Linux command
scrapy 命令
文件
复制后可按需替换文件名、目录或参数。
常用示例
Create new project
scrapy startproject [project_name]
Generate spider
scrapy genspider [spider_name] [domain.com]
Run spider
scrapy crawl [spider_name]
Run spider and save to file
scrapy crawl [spider_name] -o [output.json]
Interactive shell for testing
scrapy shell "[https://example.com]"
Check spider contracts
scrapy check [spider_name]
List available spiders
scrapy list
Fetch URL and show response
scrapy fetch [https://example.com]
说明
Scrapy is a Python framework for web scraping and crawling. It handles requests, parsing, and data extraction with built-in support for following links, handling cookies, and respecting robots.txt. Projects contain spiders - classes that define how to scrape sites. Spiders specify start URLs, parse response with CSS/XPath selectors, and yield items or further requests. The shell command provides interactive testing. You can experiment with selectors on live pages before writing spider code. Response object methods match spider context. Items define the data structure being scraped. Item pipelines process scraped data: validation, cleaning, storage to databases or files. Multiple output formats are supported. Middleware handles request/response processing: user agents, proxies, retries, cookies. Settings control behavior: concurrency, delays, download timeouts, and more.
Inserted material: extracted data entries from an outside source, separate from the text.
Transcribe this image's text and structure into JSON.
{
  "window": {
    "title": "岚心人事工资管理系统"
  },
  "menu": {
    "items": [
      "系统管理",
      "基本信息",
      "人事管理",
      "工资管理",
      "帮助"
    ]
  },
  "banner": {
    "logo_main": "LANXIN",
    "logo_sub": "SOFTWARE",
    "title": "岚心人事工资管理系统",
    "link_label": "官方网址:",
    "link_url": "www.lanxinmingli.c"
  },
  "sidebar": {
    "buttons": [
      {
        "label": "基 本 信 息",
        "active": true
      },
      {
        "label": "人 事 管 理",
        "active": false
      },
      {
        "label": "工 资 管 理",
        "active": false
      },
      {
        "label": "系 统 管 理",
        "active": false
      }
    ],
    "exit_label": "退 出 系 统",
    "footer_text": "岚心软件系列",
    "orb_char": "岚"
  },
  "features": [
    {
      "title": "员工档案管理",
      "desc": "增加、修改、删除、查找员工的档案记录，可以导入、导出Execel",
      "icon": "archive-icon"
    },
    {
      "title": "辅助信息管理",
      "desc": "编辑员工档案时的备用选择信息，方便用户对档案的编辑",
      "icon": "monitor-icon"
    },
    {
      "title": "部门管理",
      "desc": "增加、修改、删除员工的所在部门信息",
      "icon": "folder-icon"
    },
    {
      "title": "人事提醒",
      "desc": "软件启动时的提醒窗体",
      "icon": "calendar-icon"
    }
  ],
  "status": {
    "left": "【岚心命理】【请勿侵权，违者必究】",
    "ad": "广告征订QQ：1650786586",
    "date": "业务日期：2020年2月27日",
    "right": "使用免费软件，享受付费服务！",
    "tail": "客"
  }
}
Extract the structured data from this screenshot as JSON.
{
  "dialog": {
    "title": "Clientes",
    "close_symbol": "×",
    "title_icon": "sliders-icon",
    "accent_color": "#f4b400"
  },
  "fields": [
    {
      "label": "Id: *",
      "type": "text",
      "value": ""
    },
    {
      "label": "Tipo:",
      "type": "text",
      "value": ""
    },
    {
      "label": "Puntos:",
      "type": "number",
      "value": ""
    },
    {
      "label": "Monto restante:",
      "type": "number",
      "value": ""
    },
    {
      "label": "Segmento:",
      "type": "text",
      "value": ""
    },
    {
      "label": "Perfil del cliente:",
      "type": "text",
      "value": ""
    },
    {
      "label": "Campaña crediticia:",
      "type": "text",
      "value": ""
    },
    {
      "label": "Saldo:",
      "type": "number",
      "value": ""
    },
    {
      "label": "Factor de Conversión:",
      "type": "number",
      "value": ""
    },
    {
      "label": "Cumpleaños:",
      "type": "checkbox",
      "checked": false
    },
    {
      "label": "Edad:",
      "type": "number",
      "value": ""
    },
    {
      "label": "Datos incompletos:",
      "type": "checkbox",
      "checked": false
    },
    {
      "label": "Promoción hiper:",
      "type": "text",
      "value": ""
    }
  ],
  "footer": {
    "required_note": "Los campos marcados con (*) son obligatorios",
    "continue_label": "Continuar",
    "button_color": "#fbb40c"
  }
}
Extensions add functionality: stats collection, throttling, autothrottle, and custom callbacks.
参数
- startproject _NAME_
- Create new Scrapy project.
- genspider _NAME_ _DOMAIN_
- Generate spider from template.
- crawl _SPIDER_
- Run a spider.
- shell _URL_
- Interactive shell for testing.
- list
- List available spiders.
- check _SPIDER_
- Run contract checks.
- fetch _URL_
- Fetch URL and print.
- view _URL_
- Open URL in browser.
- parse _URL_
- Parse URL with spider.
- runspider _FILE_
- Run spider from file.
- -o _FILE_, --output _FILE_
- Append crawled items to a file. Format is inferred from the extension (json, jsonl, csv, xml).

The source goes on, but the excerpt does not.